Um voo de Copa e a frustração de um ‘quase jogador’ peruano



Garotos argentinos jogam bola no aeroporto

Voo em Lisboa prestes a partir para Moscou, o coração da Copa do Mundo. Crianças argentinas gritam e se jogam no chão do saguão disputando uma aguerrida partida com “bolinha de meia”. Gritam por gols, defesas, desarmes. Carregam o nome de Messi nas costas. Tivesse a seleção do país toda essa vontade… Na espera há brasileiros com chapéus verde e amarelo, peruanos, mexicanos com sombreiros (onde eles NÃO estão?), russos, um casal de senegaleses em que a mulher veste a camisa de Sadio Mané, palavras em árabe de um outro grupo. É um voo de Copa prestes a subir, o mesmo que este jornalista pegou.

A entrada no avião revela que o grupo que fala árabe é marroquino. Falava francês também, e um deles se irritava com quem não o entendia. Com o copo de vinho na mão. Vamos deixá-los para depois. Estão viajando à Rússia com a seleção do Marrocos já eliminada, assim como Gonzalo Latorre, um peruano fanático por futebol. Latorre foi um “quase jogador de futebol”. Atuou no futebol de base de clubes pequenos no Peru até ser convidado, antes dos 18 anos, no início dos anos 90, a jogar pelo Sporting Cristal. O pai vetou o sonho e o obrigou a virar advogado, profissão que exerce e lhe a ajuda a pagar viagens para mais uma Copa do Mundo. O peruano entrou em tamanho estado de êxtase com a classificação para o Mundial que ousou em sua programação.

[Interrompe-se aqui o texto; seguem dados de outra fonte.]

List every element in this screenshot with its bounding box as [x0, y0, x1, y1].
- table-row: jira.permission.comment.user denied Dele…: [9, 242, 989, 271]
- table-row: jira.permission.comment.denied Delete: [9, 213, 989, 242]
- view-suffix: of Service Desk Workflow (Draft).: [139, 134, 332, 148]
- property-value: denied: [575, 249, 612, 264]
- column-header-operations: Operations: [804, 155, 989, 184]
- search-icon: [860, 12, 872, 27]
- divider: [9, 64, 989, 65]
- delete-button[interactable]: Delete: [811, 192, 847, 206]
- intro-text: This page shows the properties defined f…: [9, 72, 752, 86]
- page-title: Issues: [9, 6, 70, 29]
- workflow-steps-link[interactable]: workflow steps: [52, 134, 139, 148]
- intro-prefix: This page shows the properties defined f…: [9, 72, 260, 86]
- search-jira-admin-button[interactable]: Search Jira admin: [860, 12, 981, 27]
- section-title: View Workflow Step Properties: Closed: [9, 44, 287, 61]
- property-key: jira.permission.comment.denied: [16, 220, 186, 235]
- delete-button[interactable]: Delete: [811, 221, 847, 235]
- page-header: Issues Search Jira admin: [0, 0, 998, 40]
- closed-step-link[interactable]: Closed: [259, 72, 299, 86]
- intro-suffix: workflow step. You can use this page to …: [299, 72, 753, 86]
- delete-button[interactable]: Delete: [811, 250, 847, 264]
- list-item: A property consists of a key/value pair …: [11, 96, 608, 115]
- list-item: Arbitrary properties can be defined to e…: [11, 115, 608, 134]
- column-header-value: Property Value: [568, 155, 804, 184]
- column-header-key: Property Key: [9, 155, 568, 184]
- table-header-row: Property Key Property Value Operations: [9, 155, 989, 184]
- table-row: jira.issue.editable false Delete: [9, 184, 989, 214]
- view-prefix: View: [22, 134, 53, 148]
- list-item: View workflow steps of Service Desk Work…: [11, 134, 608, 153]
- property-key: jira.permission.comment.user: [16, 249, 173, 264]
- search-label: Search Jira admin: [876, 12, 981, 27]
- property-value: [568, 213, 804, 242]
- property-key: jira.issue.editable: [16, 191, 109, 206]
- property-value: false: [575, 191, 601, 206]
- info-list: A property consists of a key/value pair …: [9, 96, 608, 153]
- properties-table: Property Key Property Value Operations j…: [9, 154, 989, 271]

“Comprei ingresso para o último jogo do Peru, contra a Austrália em Sochi, e minha ideia seria seguir a seleção nas oitavas. Agora vou ver um amistoso né, uma pena, falhamos contra a Dinamarca. Vou conhecer Sochi e ver qual jogo me atrai mais depois”, contou Latorre, que se lembra da participação do Peru na Copa de 1982, mas considera a vaga de 2018 como a primeira vez. “Eu estava no estádio em Lima no dia da classificação (contra Nova Zelândia). Foi a maior emoção que vivi no futebol, uma noite mágica, o povo ficou pleno. As ruas ficaram lindas. Minha mulher me mandou dormir em casa e eu respondi: dormir depois que o Peru foi para a Copa? Foi incrível. Uma pena que depois de tanta espera o Mundial acaba tão rápido, dois jogos e acabou, em uma semana”, comentou o peruano, um dos milhares do país sul-americana que está na Rússia. Argentinos e mexicanos discutem seus erros e feitos, uns orgulhosos e outros temendo o vexame.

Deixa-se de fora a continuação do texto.